To build the robot, Zarrouk and his team turned to forms of motion that would work well inside flexible areas. Their main inspiration is the worm. It moves in a wavelike pattern, has the shape of a helix (like DNA) and it can be propelled from one end—meaning their robot would only need a single motor and a series of joints. They started out building it quite large to prove the concept and have been reducing it in size with each generation. The latest version of the robot is 4 cm long and 1.5 cm wide and was recently successfully tested inside a pig’s intestine.

“Our specific robot works better inside tube-like environments. When there’s pressure on it from top and bottom it can run faster,” he says. They’d like the final product to reduce in size down to about 2 cm long and 1.2 cm wide, but they’re currently limited by the size of motors available on the market. To achieve this, the team is searching for a partner that has manufacturing capability and can help build a smaller motor.

There are a few other aspects that also need to be worked out—the robot is currently powered by external wiring so it needs a battery and it also needs to be equipped with wireless communication (both tasks, he says, should be easily achieved with currently available technology).
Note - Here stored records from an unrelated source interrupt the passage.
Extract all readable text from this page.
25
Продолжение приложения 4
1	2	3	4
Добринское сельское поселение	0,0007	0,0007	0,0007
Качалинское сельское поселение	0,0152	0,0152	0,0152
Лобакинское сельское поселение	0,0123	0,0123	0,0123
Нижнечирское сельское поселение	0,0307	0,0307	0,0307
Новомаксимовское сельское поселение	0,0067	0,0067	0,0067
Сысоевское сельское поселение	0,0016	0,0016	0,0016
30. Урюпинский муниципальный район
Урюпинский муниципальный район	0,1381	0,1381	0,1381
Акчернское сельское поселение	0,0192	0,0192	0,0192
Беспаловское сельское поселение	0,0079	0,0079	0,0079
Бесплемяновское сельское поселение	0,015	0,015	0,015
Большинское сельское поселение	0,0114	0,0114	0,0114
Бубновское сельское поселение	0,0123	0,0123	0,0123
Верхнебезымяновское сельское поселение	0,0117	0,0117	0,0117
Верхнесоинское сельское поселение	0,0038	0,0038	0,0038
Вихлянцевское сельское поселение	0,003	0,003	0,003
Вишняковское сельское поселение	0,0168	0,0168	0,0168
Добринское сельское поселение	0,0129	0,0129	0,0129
Eventually, Zarrouk says he’d like the robot to be able to perform more complicated tasks than simply taking pictures. For example, if a doctor reaches a point of interest, perhaps one day the robot will be able to drop a bit of medicine in a targeted location or take a small biopsy without having to perform surgery from the outside.

Zarrouk says it shouldn’t feel too strange to have a self-propelled, wireless, inchworm robot making its way through your intestines. “We spoke to doctors about this. The intestines are sensitive to pressure but something crawling inside it shouldn’t be painful. Maybe some tickling.”